Bare in mind that some tftp servers are case sensitive, some are not, some depend on configuration, some will follow symlinks some won’t - your filesystem plays a role as well.

Also, there might be firewall settings on TrueNAS that might be blocking TFTP - it’s just a computer afterall, it’s worth checking if you can fetch a TFTP file that you’re expecting Raspberry pi would fetch, but from your machine using whatever tftp client you have installed.


(advanced: you can also pipe tcpdump output over ssh into wireshark directly if you’re crafty with command line redirections and so on, check the manpage of tcpdump for how to control buffering in that case… This would allow you to see all the details on a nice comfortable screen in real time … e.g. your ER-4 has tcpdump as well, but no real storage… you could capture stuff with tcpdump on your ER-4).

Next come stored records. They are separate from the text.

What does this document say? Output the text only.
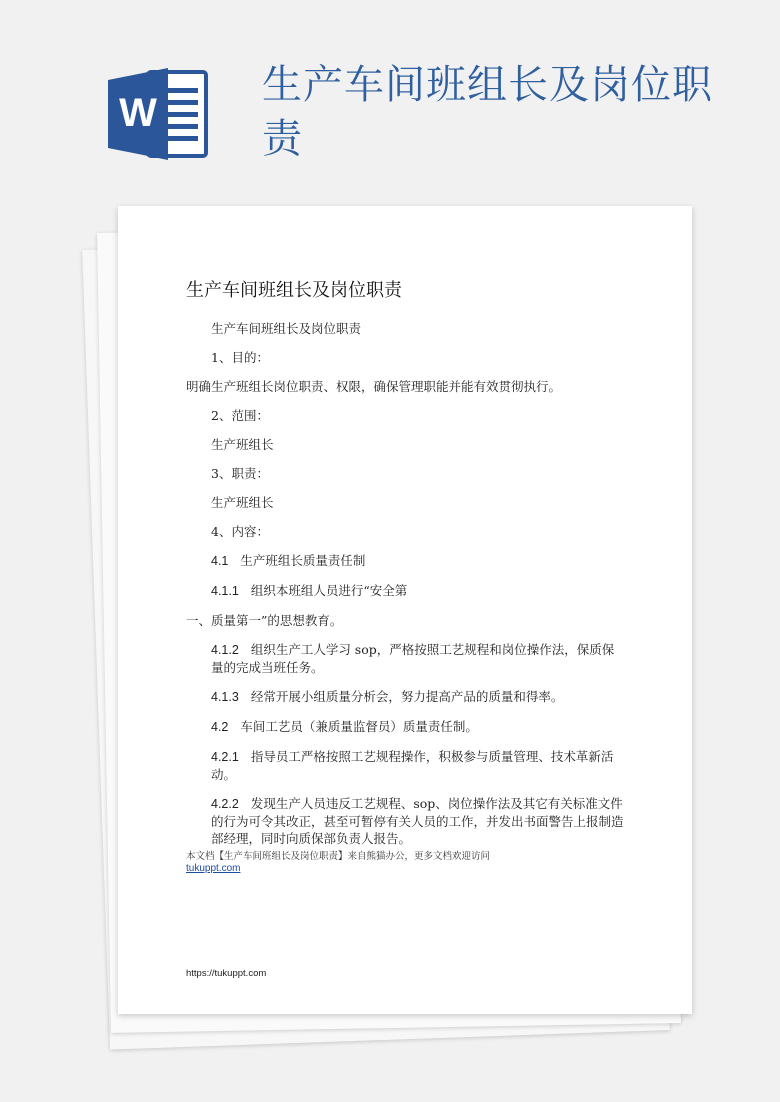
W
生产车间班组长及岗位职责
生产车间班组长及岗位职责

生产车间班组长及岗位职责

1、目的：

明确生产班组长岗位职责、权限，确保管理职能并能有效贯彻执行。

2、范围：

生产班组长

3、职责：

生产班组长

4、内容：

4.1 生产班组长质量责任制

4.1.1 组织本班组人员进行“安全第

一、质量第一”的思想教育。

4.1.2 组织生产工人学习 sop，严格按照工艺规程和岗位操作法，保质保量的完成当班任务。

4.1.3 经常开展小组质量分析会，努力提高产品的质量和得率。

4.2 车间工艺员（兼质量监督员）质量责任制。

4.2.1 指导员工严格按照工艺规程操作，积极参与质量管理、技术革新活动。

4.2.2 发现生产人员违反工艺规程、sop、岗位操作法及其它有关标准文件的行为可令其改正，甚至可暂停有关人员的工作，并发出书面警告上报制造部经理，同时向质保部负责人报告。

本文档【生产车间班组长及岗位职责】来自熊猫办公，更多文档欢迎访问
tukuppt.com
https://tukuppt.com
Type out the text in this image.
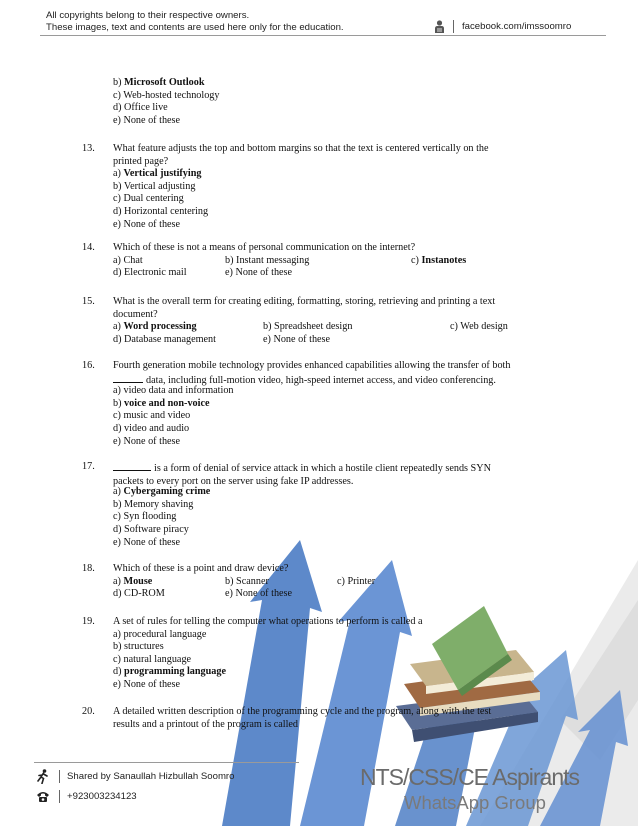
All copyrights belong to their respective owners.
These images, text and contents are used here only for the education.	facebook.com/imssoomro
b) Microsoft Outlook
c) Web-hosted technology
d) Office live
e) None of these
13.	What feature adjusts the top and bottom margins so that the text is centered vertically on the
printed page?
a) Vertical justifying
b) Vertical adjusting
c) Dual centering
d) Horizontal centering
e) None of these
14.	Which of these is not a means of personal communication on the internet?
a) Chat	b) Instant messaging	c) Instanotes
d) Electronic mail	e) None of these
15.	What is the overall term for creating editing, formatting, storing, retrieving and printing a text
document?
a) Word processing	b) Spreadsheet design	c) Web design
d) Database management	e) None of these
16.	Fourth generation mobile technology provides enhanced capabilities allowing the transfer of both
data, including full-motion video, high-speed internet access, and video conferencing.
a) video data and information
b) voice and non-voice
c) music and video
d) video and audio
e) None of these
17.	is a form of denial of service attack in which a hostile client repeatedly sends SYN
packets to every port on the server using fake IP addresses.
a) Cybergaming crime
b) Memory shaving
c) Syn flooding
d) Software piracy
e) None of these
18.	Which of these is a point and draw device?
a) Mouse	b) Scanner	c) Printer
d) CD-ROM	e) None of these
19.	A set of rules for telling the computer what operations to perform is called a
a) procedural language
b) structures
c) natural language
d) programming language
e) None of these
20.	A detailed written description of the programming cycle and the program, along with the test
results and a printout of the program is called
Shared by Sanaullah Hizbullah Soomro
+923003234123
NTS/CSS/CE Aspirants
WhatsApp Group
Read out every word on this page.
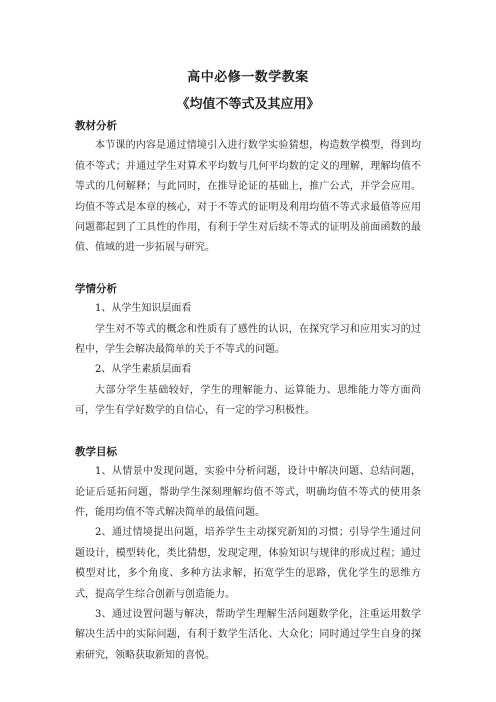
高中必修一数学教案
《均值不等式及其应用》

教材分析

本节课的内容是通过情境引入进行数学实验猜想，构造数学模型，得到均值不等式；并通过学生对算术平均数与几何平均数的定义的理解，理解均值不等式的几何解释；与此同时，在推导论证的基础上，推广公式，并学会应用。均值不等式是本章的核心，对于不等式的证明及利用均值不等式求最值等应用问题都起到了工具性的作用，有利于学生对后续不等式的证明及前面函数的最值、值域的进一步拓展与研究。

学情分析

1、从学生知识层面看

学生对不等式的概念和性质有了感性的认识，在探究学习和应用实习的过程中，学生会解决最简单的关于不等式的问题。

2、从学生素质层面看

大部分学生基础较好，学生的理解能力、运算能力、思维能力等方面尚可，学生有学好数学的自信心，有一定的学习积极性。

教学目标

1、从情景中发现问题，实验中分析问题，设计中解决问题、总结问题，论证后延拓问题，帮助学生深刻理解均值不等式，明确均值不等式的使用条件，能用均值不等式解决简单的最值问题。

2、通过情境提出问题，培养学生主动探究新知的习惯；引导学生通过问题设计，模型转化，类比猜想，发现定理，体验知识与规律的形成过程；通过模型对比，多个角度、多种方法求解，拓宽学生的思路，优化学生的思维方式，提高学生综合创新与创造能力。

3、通过设置问题与解决，帮助学生理解生活问题数学化，注重运用数学解决生活中的实际问题，有利于数学生活化、大众化；同时通过学生自身的探索研究，领略获取新知的喜悦。
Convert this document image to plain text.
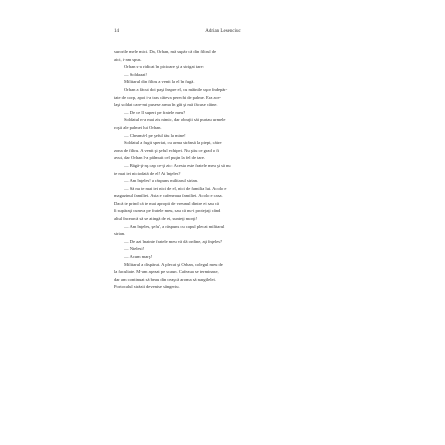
14	Adrian Lesenciuc
surorile mele mici. Da, Orhan, mă supăr că din filtrul de
aici, i-am spus.
Orhan s-a ridicat în picioare şi a strigat tare:
— Soldaaat!
Militarul din filtru a venit la el în fugă.
Orhan a făcut doi paşi înspre el, cu mâinile uşor îndepăr-
tate de corp, apoi i-a tras câteva perechi de palme. Era ace-
laşi soldat care-mi pusese arma în gât şi mă făcuse câine.
— De ce îl superi pe fratele meu?
Soldatul n-a mai zis nimic, dar obrajii săi purtau urmele
roşii ale palmei lui Orhan.
— Cheamă-l pe şeful tău la mine!
Soldatul a fugit speriat, cu arma strânsă la piept, către
zona de filtru. A venit şi şeful echipei. Nu ştiu ce grad o fi
avut, dar Orhan l-a pălmuit cel puţin la fel de tare.
— Băgă-ţi-aş cap ce-ţi zic: Acesta este fratele meu şi să nu
te mai iei niciodată de el! Ai înţeles?
— Am înţeles! a răspuns militarul sirian.
— Să nu te mai iei nici de el, nici de familia lui. Acolo e
magazinul familiei. Asta e cafeneaua familiei. Acolo e casa.
Dacă te prind că te mai apropii de vreunul dintre ei sau că
îi supăraţi cumva pe fratele meu, sau că nu-i protejaţi când
altul încearcă să se atingă de ei, sunteţi morţi!
— Am înţeles, şefu', a răspuns cu capul plecat militarul
sirian.
— De azi înainte fratele meu vă dă ordine, aţi înţeles?
— Ntelesi!
— Acum marş!
Militarul a dispărut. A plecat şi Orhan, colegul meu de
la facultate. M-am aşezat pe scaun. Cafeaua se terminase,
dar am continuat să beau din ceaşcă aroma să nargilelei.
Portocalul străzii devenise sângeriu.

Legend! I was convicted it was a dhcp problem. Didn’t even thing to do a tcpdump. Anyway, for whatever reason, it seems the /boot directory on the SD card is laid out differently to what netboot is expecting.

tcpdump
22:36:06.170507 IP 0.0.0.0.bootpc > 255.255.255.255.bootps: BOOTP/DHCP, Request from dc:a6:32:7a:3d:63 (oui Unknown), length 322
22:36:06.171387 IP 0.0.0.0.bootpc > 255.255.255.255.bootps: BOOTP/DHCP, Request from dc:a6:32:7a:3d:63 (oui Unknown), length 309
22:36:06.172214 IP 192.168.1.154.33243 > 192.168.1.181.tftp: TFTP, length 49, RRQ "37ca3181/start4.elf" octet tsize 0 blksize 1024
22:36:06.173879 IP 192.168.1.154.33244 > 192.168.1.181.tftp: TFTP, length 48, RRQ "37ca3181/start.elf" octet tsize 0 blksize 1024
22:36:06.174919 IP 192.168.1.154.33245 > 192.168.1.181.tftp: TFTP, length 40, RRQ "config.txt" octet tsize 0 blksize 1024
22:36:06.176907 IP 192.168.1.154.33246 > 192.168.1.181.tftp: TFTP, length 39, RRQ "vl805.sig" octet tsize 0 blksize 1024
22:36:06.177921 IP 192.168.1.154.33247 > 192.168.1.181.tftp: TFTP, length 42, RRQ "pieeprom.sig" octet tsize 0 blksize 1024
22:36:06.178883 IP 192.168.1.154.33248 > 192.168.1.181.tftp: TFTP, length 42, RRQ "recover4.elf" octet tsize 0 blksize 1024
22:36:06.179793 IP 192.168.1.154.33249 > 192.168.1.181.tftp: TFTP, length 42, RRQ "recovery.elf" octet tsize 0 blksize 1024
22:36:06.180560 IP 192.168.1.154.33250 > 192.168.1.181.tftp: TFTP, length 40, RRQ "start4.elf" octet tsize 0 blksize 1024
22:36:06.181457 IP 192.168.1.154.33251 > 192.168.1.181.tftp: TFTP, length 39, RRQ "start.elf" octet tsize 0 blksize 1024

start.elf and start4.elf were in /boot/firmware. Unfortunately I’m not finding vl805.sig, pieeprom.sig, recovery.elf, or recovery4.elf at all though. So I’ll look into that next. Thanks for the advice!